The Wobbly Boot Hotel is an Australian pub located in the town of Boggabilla near the state border of New South Wales and Queensland. The current concrete building was constructed in 1935 to replace a 12-room wooden hotel on the same site that was destroyed by fire in 1934, leaving the railhead town without visitor accommodation. The new hotel was designed with modern amenities (including electric lighting throughout, large balconies and a septic tank system) to help take advantage of the business opportunities brought by the recently opened Boggabilla railway line. Originally known as the Boggabilla Hotel, the name was changed to the Wobbly Boot, an Australian slang term used to describe the sensation of being drunk and unable to walk straight, during the tenure of publican Glen Bryan in the early 1980s.

In 1989, the Wobbly Boot Hotel was damaged after a fight outside the pub sparked a riot amid racial tensions related to the living conditions of Indigenous Australians at nearby Toomelah Station. Additional police were called from the towns of Moree and Goondiwindi and 11 people were charged.

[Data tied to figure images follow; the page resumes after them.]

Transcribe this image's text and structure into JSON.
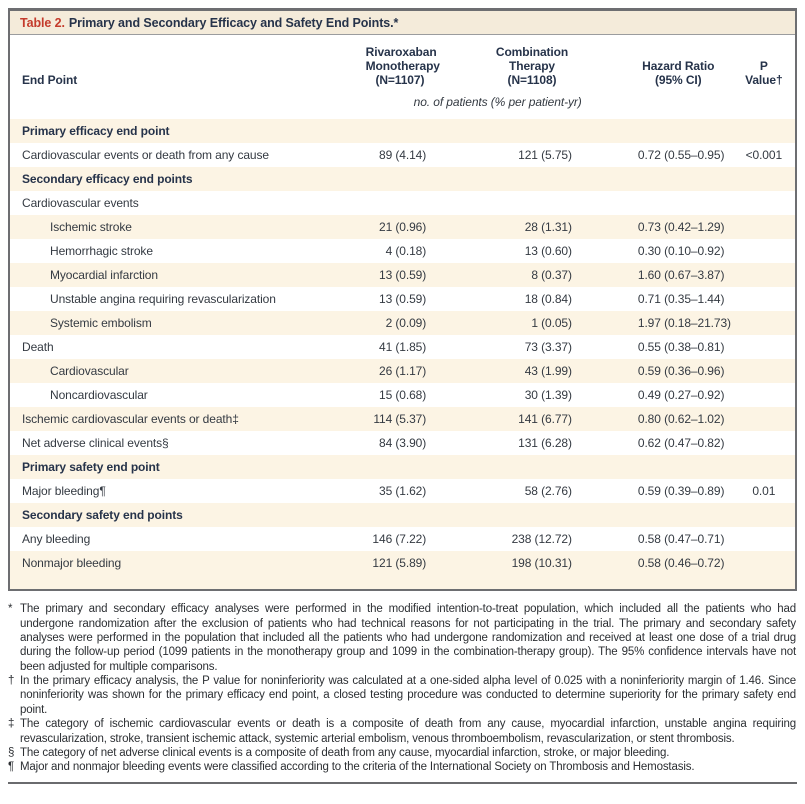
{
  "colors": {
    "accent_red": "#c43b2c",
    "stripe_beige": "#fcf4e4",
    "title_bar_beige": "#f4ebda",
    "border_gray": "#6d6e71",
    "heading_navy": "#26334a",
    "body_text": "#343a42"
  },
  "title": {
    "number": "Table 2.",
    "caption": "Primary and Secondary Efficacy and Safety End Points.*"
  },
  "columns": {
    "endpoint": "End Point",
    "rivaroxaban": "Rivaroxaban\nMonotherapy\n(N=1107)",
    "combination": "Combination\nTherapy\n(N=1108)",
    "hazard_ratio": "Hazard Ratio\n(95% CI)",
    "p_value": "P\nValue†",
    "units": "no. of patients (% per patient-yr)"
  },
  "rows": [
    {
      "label": "Primary efficacy end point",
      "section": true
    },
    {
      "label": "Cardiovascular events or death from any cause",
      "riva": "89 (4.14)",
      "combo": "121 (5.75)",
      "hr": "0.72 (0.55–0.95)",
      "p": "<0.001"
    },
    {
      "label": "Secondary efficacy end points",
      "section": true
    },
    {
      "label": "Cardiovascular events"
    },
    {
      "label": "Ischemic stroke",
      "indent": true,
      "riva": "21 (0.96)",
      "combo": "28 (1.31)",
      "hr": "0.73 (0.42–1.29)"
    },
    {
      "label": "Hemorrhagic stroke",
      "indent": true,
      "riva": "4 (0.18)",
      "combo": "13 (0.60)",
      "hr": "0.30 (0.10–0.92)"
    },
    {
      "label": "Myocardial infarction",
      "indent": true,
      "riva": "13 (0.59)",
      "combo": "8 (0.37)",
      "hr": "1.60 (0.67–3.87)"
    },
    {
      "label": "Unstable angina requiring revascularization",
      "indent": true,
      "riva": "13 (0.59)",
      "combo": "18 (0.84)",
      "hr": "0.71 (0.35–1.44)"
    },
    {
      "label": "Systemic embolism",
      "indent": true,
      "riva": "2 (0.09)",
      "combo": "1 (0.05)",
      "hr": "1.97 (0.18–21.73)"
    },
    {
      "label": "Death",
      "riva": "41 (1.85)",
      "combo": "73 (3.37)",
      "hr": "0.55 (0.38–0.81)"
    },
    {
      "label": "Cardiovascular",
      "indent": true,
      "riva": "26 (1.17)",
      "combo": "43 (1.99)",
      "hr": "0.59 (0.36–0.96)"
    },
    {
      "label": "Noncardiovascular",
      "indent": true,
      "riva": "15 (0.68)",
      "combo": "30 (1.39)",
      "hr": "0.49 (0.27–0.92)"
    },
    {
      "label": "Ischemic cardiovascular events or death‡",
      "riva": "114 (5.37)",
      "combo": "141 (6.77)",
      "hr": "0.80 (0.62–1.02)"
    },
    {
      "label": "Net adverse clinical events§",
      "riva": "84 (3.90)",
      "combo": "131 (6.28)",
      "hr": "0.62 (0.47–0.82)"
    },
    {
      "label": "Primary safety end point",
      "section": true
    },
    {
      "label": "Major bleeding¶",
      "riva": "35 (1.62)",
      "combo": "58 (2.76)",
      "hr": "0.59 (0.39–0.89)",
      "p": "0.01"
    },
    {
      "label": "Secondary safety end points",
      "section": true
    },
    {
      "label": "Any bleeding",
      "riva": "146 (7.22)",
      "combo": "238 (12.72)",
      "hr": "0.58 (0.47–0.71)"
    },
    {
      "label": "Nonmajor bleeding",
      "riva": "121 (5.89)",
      "combo": "198 (10.31)",
      "hr": "0.58 (0.46–0.72)"
    }
  ],
  "footnotes": [
    {
      "symbol": "*",
      "text": "The primary and secondary efficacy analyses were performed in the modified intention-to-treat population, which included all the patients who had undergone randomization after the exclusion of patients who had technical reasons for not participating in the trial. The primary and secondary safety analyses were performed in the population that included all the patients who had undergone randomization and received at least one dose of a trial drug during the follow-up period (1099 patients in the monotherapy group and 1099 in the combination-therapy group). The 95% confidence intervals have not been adjusted for multiple comparisons."
    },
    {
      "symbol": "†",
      "text": "In the primary efficacy analysis, the P value for noninferiority was calculated at a one-sided alpha level of 0.025 with a noninferiority margin of 1.46. Since noninferiority was shown for the primary efficacy end point, a closed testing procedure was conducted to determine superiority for the primary safety end point."
    },
    {
      "symbol": "‡",
      "text": "The category of ischemic cardiovascular events or death is a composite of death from any cause, myocardial infarction, unstable angina requiring revascularization, stroke, transient ischemic attack, systemic arterial embolism, venous thromboembolism, revascularization, or stent thrombosis."
    },
    {
      "symbol": "§",
      "text": "The category of net adverse clinical events is a composite of death from any cause, myocardial infarction, stroke, or major bleeding."
    },
    {
      "symbol": "¶",
      "text": "Major and nonmajor bleeding events were classified according to the criteria of the International Society on Thrombosis and Hemostasis."
    }
  ]
}
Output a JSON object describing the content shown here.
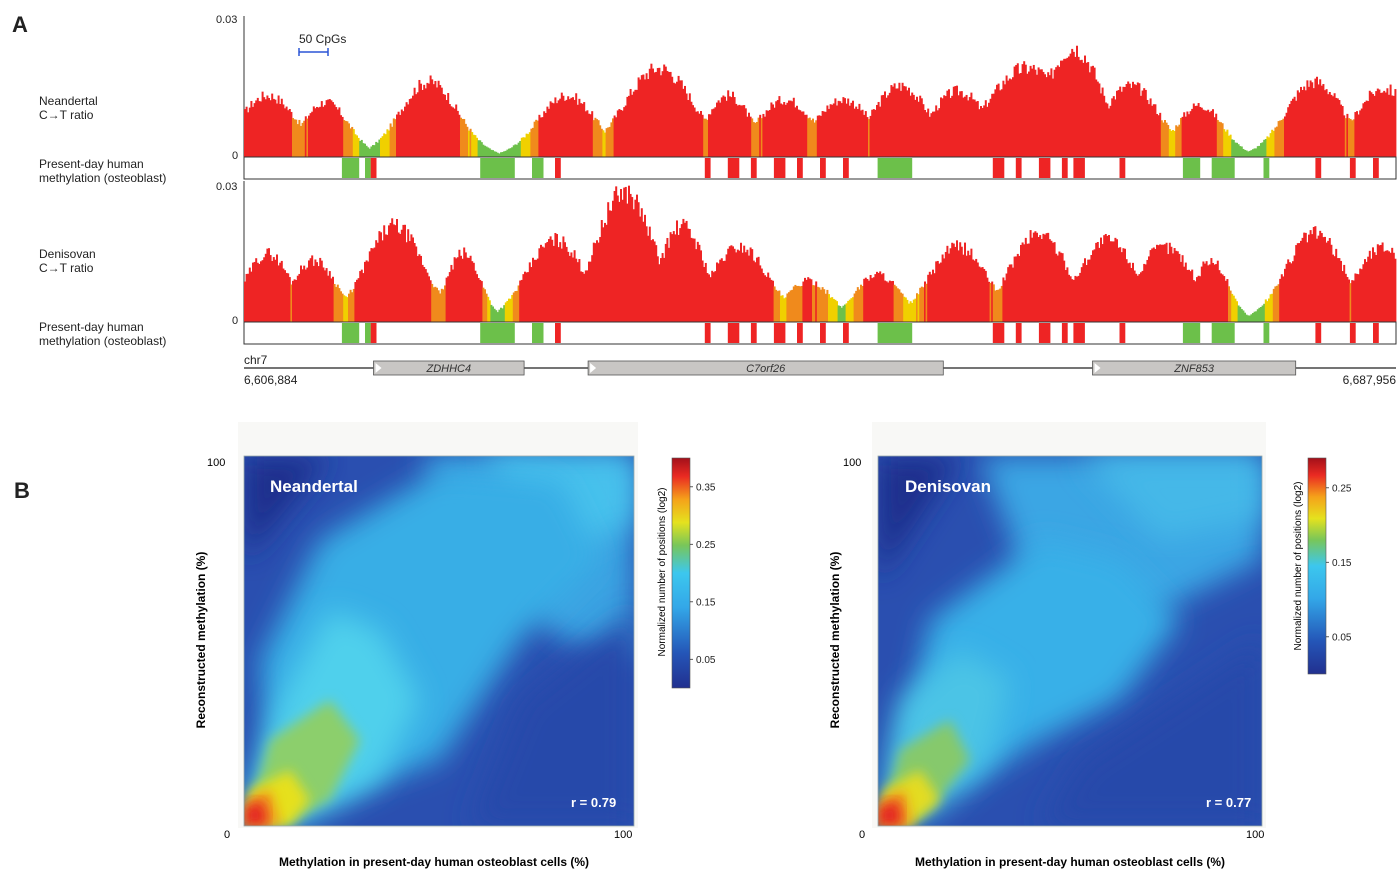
{
  "panel_a": {
    "letter": "A",
    "scale_bar_label": "50 CpGs",
    "neandertal_label": "Neandertal\nC→T ratio",
    "denisovan_label": "Denisovan\nC→T ratio",
    "methylation_label_1": "Present-day human\nmethylation (osteoblast)",
    "methylation_label_2": "Present-day human\nmethylation (osteoblast)",
    "ymax_1": "0.03",
    "ymin_1": "0",
    "ymax_2": "0.03",
    "ymin_2": "0",
    "chromosome": "chr7",
    "start_coord": "6,606,884",
    "end_coord": "6,687,956",
    "genes": [
      {
        "name": "ZDHHC4",
        "start": 6616000,
        "end": 6626600
      },
      {
        "name": "C7orf26",
        "start": 6631100,
        "end": 6656100
      },
      {
        "name": "ZNF853",
        "start": 6666600,
        "end": 6680900
      }
    ],
    "colors": {
      "high": "#ee2424",
      "mid": "#f0d000",
      "low": "#6cc04a",
      "orange": "#f08a1c"
    }
  },
  "panel_b": {
    "letter": "B",
    "x_axis_title": "Methylation in present-day human osteoblast cells (%)",
    "y_axis_title": "Reconstructed methylation (%)",
    "colorbar_title": "Normalized number of positions (log2)",
    "plots": [
      {
        "name": "Neandertal",
        "r_label": "r = 0.79",
        "x_min": "0",
        "x_max": "100",
        "y_min": "0",
        "y_max": "100",
        "colorbar_ticks": [
          "0.35",
          "0.25",
          "0.15",
          "0.05"
        ]
      },
      {
        "name": "Denisovan",
        "r_label": "r = 0.77",
        "x_min": "0",
        "x_max": "100",
        "y_min": "0",
        "y_max": "100",
        "colorbar_ticks": [
          "0.25",
          "0.15",
          "0.05"
        ]
      }
    ]
  },
  "chart_data": [
    {
      "type": "area",
      "title": "Neandertal C→T ratio",
      "ylim": [
        0,
        0.03
      ],
      "xlabel": "chr7 6,606,884 – 6,687,956"
    },
    {
      "type": "area",
      "title": "Denisovan C→T ratio",
      "ylim": [
        0,
        0.03
      ],
      "xlabel": "chr7 6,606,884 – 6,687,956"
    },
    {
      "type": "heatmap",
      "title": "Neandertal",
      "xlabel": "Methylation in present-day human osteoblast cells (%)",
      "ylabel": "Reconstructed methylation (%)",
      "xlim": [
        0,
        100
      ],
      "ylim": [
        0,
        100
      ],
      "annotation": "r = 0.79",
      "colorbar_ticks": [
        0.05,
        0.15,
        0.25,
        0.35
      ]
    },
    {
      "type": "heatmap",
      "title": "Denisovan",
      "xlabel": "Methylation in present-day human osteoblast cells (%)",
      "ylabel": "Reconstructed methylation (%)",
      "xlim": [
        0,
        100
      ],
      "ylim": [
        0,
        100
      ],
      "annotation": "r = 0.77",
      "colorbar_ticks": [
        0.05,
        0.15,
        0.25
      ]
    }
  ]
}
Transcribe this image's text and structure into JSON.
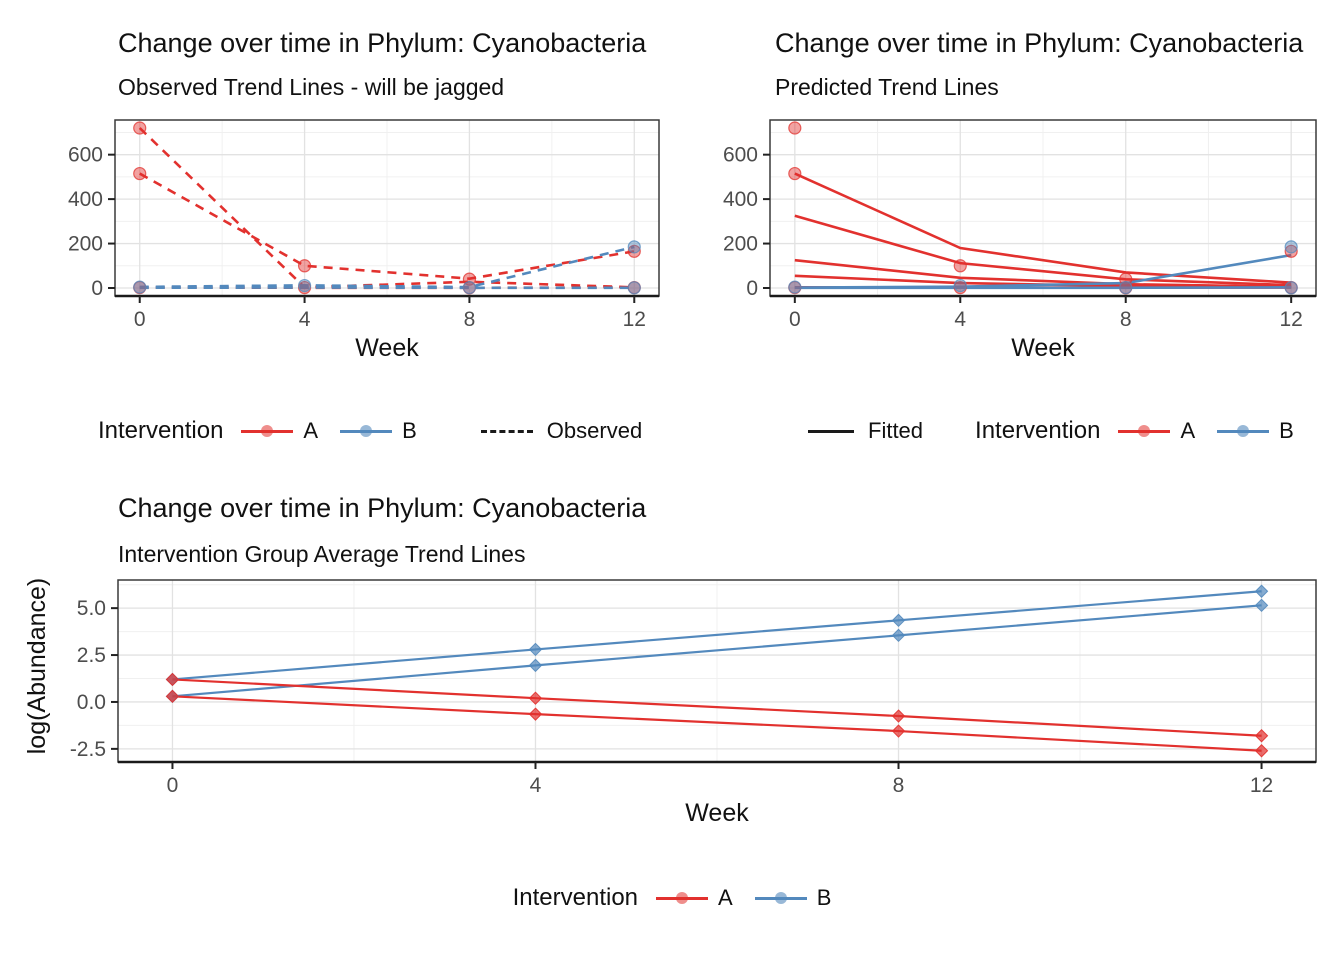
{
  "colors": {
    "red": "#E2312E",
    "blue": "#5389BD",
    "black": "#1A1A1A",
    "red_dot": "rgba(226,49,46,0.55)",
    "blue_dot": "rgba(83,137,189,0.6)",
    "grid_major": "#E2E2E2",
    "grid_minor": "#F0F0F0",
    "panel_border": "#3A3A3A",
    "tick_label": "#4D4D4D"
  },
  "top_left": {
    "title": "Change over time in Phylum: Cyanobacteria",
    "subtitle": "Observed Trend Lines - will be jagged",
    "xlabel": "Week",
    "legend": {
      "title": "Intervention",
      "a_label": "A",
      "b_label": "B",
      "linetype_label": "Observed"
    }
  },
  "top_right": {
    "title": "Change over time in Phylum: Cyanobacteria",
    "subtitle": "Predicted Trend Lines",
    "xlabel": "Week",
    "legend": {
      "title": "Intervention",
      "a_label": "A",
      "b_label": "B",
      "linetype_label": "Fitted"
    }
  },
  "bottom": {
    "title": "Change over time in Phylum: Cyanobacteria",
    "subtitle": "Intervention Group Average Trend Lines",
    "xlabel": "Week",
    "ylabel": "log(Abundance)",
    "legend": {
      "title": "Intervention",
      "a_label": "A",
      "b_label": "B"
    }
  },
  "chart_data": [
    {
      "type": "line",
      "panel": "observed",
      "title": "Change over time in Phylum: Cyanobacteria",
      "subtitle": "Observed Trend Lines - will be jagged",
      "xlabel": "Week",
      "ylabel": "",
      "x": [
        0,
        4,
        8,
        12
      ],
      "xlim": [
        -0.6,
        12.6
      ],
      "ylim": [
        -36,
        756
      ],
      "xticks": {
        "values": [
          0,
          4,
          8,
          12
        ],
        "labels": [
          "0",
          "4",
          "8",
          "12"
        ]
      },
      "yticks": {
        "values": [
          0,
          200,
          400,
          600
        ],
        "labels": [
          "0",
          "200",
          "400",
          "600"
        ]
      },
      "xminor": [
        2,
        6,
        10
      ],
      "yminor": [
        100,
        300,
        500,
        700
      ],
      "line_width": 2.6,
      "marker": {
        "shape": "circle",
        "r": 6,
        "fill_opacity": 0.45,
        "stroke_opacity": 0.75
      },
      "series": [
        {
          "name": "A-subject-1-observed",
          "group": "A",
          "color": "red",
          "dash": "9,7",
          "values": [
            720,
            3,
            28,
            3
          ],
          "markers": false
        },
        {
          "name": "A-subject-2-observed",
          "group": "A",
          "color": "red",
          "dash": "9,7",
          "values": [
            515,
            100,
            42,
            165
          ],
          "markers": false
        },
        {
          "name": "A-subject-3-observed",
          "group": "A",
          "color": "red",
          "dash": "9,7",
          "values": [
            2,
            1,
            1,
            2
          ],
          "markers": false
        },
        {
          "name": "B-subject-1-observed",
          "group": "B",
          "color": "blue",
          "dash": "9,7",
          "values": [
            5,
            12,
            4,
            185
          ],
          "markers": false
        },
        {
          "name": "B-subject-2-observed",
          "group": "B",
          "color": "blue",
          "dash": "9,7",
          "values": [
            1,
            2,
            1,
            1
          ],
          "markers": false
        }
      ],
      "points": [
        {
          "x": 0,
          "y": 720,
          "c": "red"
        },
        {
          "x": 0,
          "y": 515,
          "c": "red"
        },
        {
          "x": 0,
          "y": 2,
          "c": "red"
        },
        {
          "x": 4,
          "y": 100,
          "c": "red"
        },
        {
          "x": 4,
          "y": 2,
          "c": "red"
        },
        {
          "x": 8,
          "y": 40,
          "c": "red"
        },
        {
          "x": 8,
          "y": 1,
          "c": "red"
        },
        {
          "x": 12,
          "y": 165,
          "c": "red"
        },
        {
          "x": 12,
          "y": 2,
          "c": "red"
        },
        {
          "x": 0,
          "y": 4,
          "c": "blue"
        },
        {
          "x": 4,
          "y": 11,
          "c": "blue"
        },
        {
          "x": 8,
          "y": 2,
          "c": "blue"
        },
        {
          "x": 12,
          "y": 185,
          "c": "blue"
        },
        {
          "x": 12,
          "y": 1,
          "c": "blue"
        }
      ],
      "legend_position": "bottom"
    },
    {
      "type": "line",
      "panel": "fitted",
      "title": "Change over time in Phylum: Cyanobacteria",
      "subtitle": "Predicted Trend Lines",
      "xlabel": "Week",
      "ylabel": "",
      "x": [
        0,
        4,
        8,
        12
      ],
      "xlim": [
        -0.6,
        12.6
      ],
      "ylim": [
        -36,
        756
      ],
      "xticks": {
        "values": [
          0,
          4,
          8,
          12
        ],
        "labels": [
          "0",
          "4",
          "8",
          "12"
        ]
      },
      "yticks": {
        "values": [
          0,
          200,
          400,
          600
        ],
        "labels": [
          "0",
          "200",
          "400",
          "600"
        ]
      },
      "xminor": [
        2,
        6,
        10
      ],
      "yminor": [
        100,
        300,
        500,
        700
      ],
      "line_width": 2.6,
      "marker": {
        "shape": "circle",
        "r": 6,
        "fill_opacity": 0.45,
        "stroke_opacity": 0.75
      },
      "series": [
        {
          "name": "A-subject-1-fitted",
          "group": "A",
          "color": "red",
          "dash": null,
          "values": [
            515,
            180,
            70,
            24
          ],
          "markers": false
        },
        {
          "name": "A-subject-2-fitted",
          "group": "A",
          "color": "red",
          "dash": null,
          "values": [
            325,
            112,
            39,
            13
          ],
          "markers": false
        },
        {
          "name": "A-subject-3-fitted",
          "group": "A",
          "color": "red",
          "dash": null,
          "values": [
            125,
            46,
            17,
            6
          ],
          "markers": false
        },
        {
          "name": "A-subject-4-fitted",
          "group": "A",
          "color": "red",
          "dash": null,
          "values": [
            55,
            22,
            9,
            4
          ],
          "markers": false
        },
        {
          "name": "A-subject-5-fitted",
          "group": "A",
          "color": "red",
          "dash": null,
          "values": [
            3,
            2,
            2,
            2
          ],
          "markers": false
        },
        {
          "name": "B-subject-1-fitted",
          "group": "B",
          "color": "blue",
          "dash": null,
          "values": [
            2,
            6,
            22,
            148
          ],
          "markers": false
        },
        {
          "name": "B-subject-2-fitted",
          "group": "B",
          "color": "blue",
          "dash": null,
          "values": [
            1,
            1,
            1,
            3
          ],
          "markers": false
        }
      ],
      "points": [
        {
          "x": 0,
          "y": 720,
          "c": "red"
        },
        {
          "x": 0,
          "y": 515,
          "c": "red"
        },
        {
          "x": 0,
          "y": 2,
          "c": "red"
        },
        {
          "x": 4,
          "y": 100,
          "c": "red"
        },
        {
          "x": 4,
          "y": 2,
          "c": "red"
        },
        {
          "x": 8,
          "y": 40,
          "c": "red"
        },
        {
          "x": 8,
          "y": 1,
          "c": "red"
        },
        {
          "x": 12,
          "y": 165,
          "c": "red"
        },
        {
          "x": 12,
          "y": 2,
          "c": "red"
        },
        {
          "x": 0,
          "y": 4,
          "c": "blue"
        },
        {
          "x": 4,
          "y": 11,
          "c": "blue"
        },
        {
          "x": 8,
          "y": 2,
          "c": "blue"
        },
        {
          "x": 12,
          "y": 185,
          "c": "blue"
        },
        {
          "x": 12,
          "y": 1,
          "c": "blue"
        }
      ],
      "legend_position": "bottom"
    },
    {
      "type": "line",
      "panel": "group-average",
      "title": "Change over time in Phylum: Cyanobacteria",
      "subtitle": "Intervention Group Average Trend Lines",
      "xlabel": "Week",
      "ylabel": "log(Abundance)",
      "x": [
        0,
        4,
        8,
        12
      ],
      "xlim": [
        -0.6,
        12.6
      ],
      "ylim": [
        -3.2,
        6.5
      ],
      "xticks": {
        "values": [
          0,
          4,
          8,
          12
        ],
        "labels": [
          "0",
          "4",
          "8",
          "12"
        ]
      },
      "yticks": {
        "values": [
          -2.5,
          0,
          2.5,
          5
        ],
        "labels": [
          "-2.5",
          "0.0",
          "2.5",
          "5.0"
        ]
      },
      "xminor": [
        2,
        6,
        10
      ],
      "yminor": [
        -1.25,
        1.25,
        3.75,
        6.25
      ],
      "line_width": 2.2,
      "marker": {
        "shape": "diamond",
        "r": 6,
        "fill_opacity": 0.7,
        "stroke_opacity": 0.9
      },
      "series": [
        {
          "name": "B-average-1",
          "group": "B",
          "color": "blue",
          "dash": null,
          "values": [
            1.2,
            2.8,
            4.35,
            5.9
          ],
          "markers": true
        },
        {
          "name": "B-average-2",
          "group": "B",
          "color": "blue",
          "dash": null,
          "values": [
            0.3,
            1.95,
            3.55,
            5.15
          ],
          "markers": true
        },
        {
          "name": "A-average-1",
          "group": "A",
          "color": "red",
          "dash": null,
          "values": [
            1.2,
            0.2,
            -0.75,
            -1.8
          ],
          "markers": true
        },
        {
          "name": "A-average-2",
          "group": "A",
          "color": "red",
          "dash": null,
          "values": [
            0.3,
            -0.65,
            -1.55,
            -2.6
          ],
          "markers": true
        }
      ],
      "points": [],
      "legend_position": "bottom"
    }
  ]
}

The Wobbly Boot has featured regularly in Australian media and travel blogs on lists of strange and iconic Australian pubs owing to its unusual name and notoriety as the inspiration for the Stan Coster song The Wobbly Boot Hotel.

==In popular culture==
- Country music artist Stan Coster wrote the 1982 song The Wobbly Boot Hotel about the pub while sitting at the bar at the request of publican Glen Bryan, who reportedly paid him $1000. The song has since been performed and re-released by artists including Slim Dusty and John Williamson.

- Walker Models produce 1/160 (N scale) and 1/87 (HO scale) model kits of the Wobbly Boot Hotel for use with model railways.